Important roles of estrogen receptor alpha in tumor progression and anti-estrogen therapy of pancreatic ductal adenocarcinoma

Aims: The roles of estrogen receptors (ERs) and the efficacy of anti-estrogen (E2) therapies in pancreatic cancer stay controversial. The main objectives of this study were to investigate the potential roles of ERs in tumor progression and endocrine therapies. Main methods: The ER expression status in PANG-1 and SW1990 pancreatic cancer cell lines was determined. SRB assay, colony formation assay and proliferation assay were used to investigate the responses of these cells to E2. ER alpha-selective agonist propylpyrazoletriol (PPT), ER beta-selective agonist diarylpropionitrile (DPN), ER alpha overexpressed SW1990 cells, ER alpha knock-out PANG-1 cells and patient-derived xenografts (PDX) were applied to investigate the potential roles of ER alpha in pancreatic cancer.
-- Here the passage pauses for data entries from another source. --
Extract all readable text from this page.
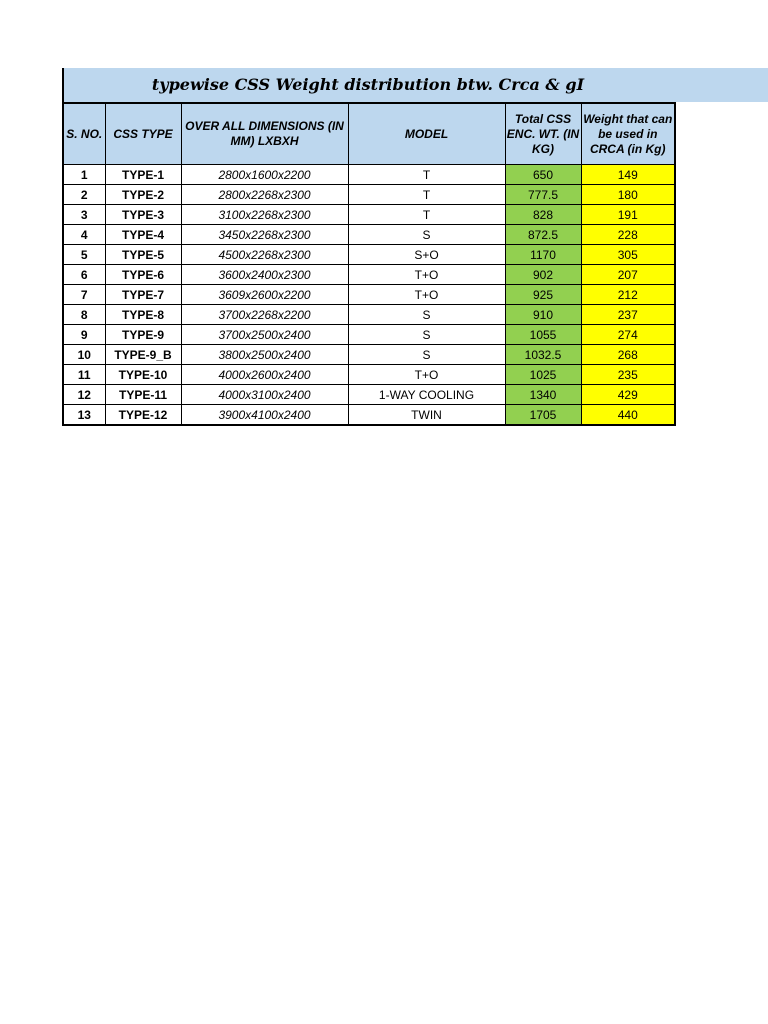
typewise CSS Weight distribution btw. Crca & gI
S. NO.	CSS TYPE	OVER ALL DIMENSIONS (IN MM) LXBXH	MODEL	Total CSS ENC. WT. (IN KG)	Weight that can be used in CRCA (in Kg)
1	TYPE-1	2800x1600x2200	T	650	149
2	TYPE-2	2800x2268x2300	T	777.5	180
3	TYPE-3	3100x2268x2300	T	828	191
4	TYPE-4	3450x2268x2300	S	872.5	228
5	TYPE-5	4500x2268x2300	S+O	1170	305
6	TYPE-6	3600x2400x2300	T+O	902	207
7	TYPE-7	3609x2600x2200	T+O	925	212
8	TYPE-8	3700x2268x2200	S	910	237
9	TYPE-9	3700x2500x2400	S	1055	274
10	TYPE-9_B	3800x2500x2400	S	1032.5	268
11	TYPE-10	4000x2600x2400	T+O	1025	235
12	TYPE-11	4000x3100x2400	1-WAY COOLING	1340	429
13	TYPE-12	3900x4100x2400	TWIN	1705	440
The phosphorylation of ER alpha-related signaling molecules extracellular regulated protein kinases (ERK1/2) and protein kinase B (AKT) were investigated. The in vivo anti-tumor efficacy and safety of letrozole (LTZ) combined with leuprorelin acetate (LA) and gemcitabine (GEM) were also preliminarily studied. Key findings: PANG-1 cells expressed much more ERa than SW1990 cells, and ER beta level was with less diversity. Accordingly, the proliferation of PANG-1 rather than SW1990 cells could be stimulated by E2, and only PANG-1 could respond to LTZ endocrine therapy in female but not male mice. The phosphorylation of ERK1/2 but not AKT was altered by over-expressed or knocking out of ER alpha with or without the addition of E2 and LTZ. The combination therapy of LTZ and GEM showed acceptable efficacy and safety. Significance: This study showed the important roles of ER alpha in tumor progression and endocrine therapies of pancreatic cancer in women.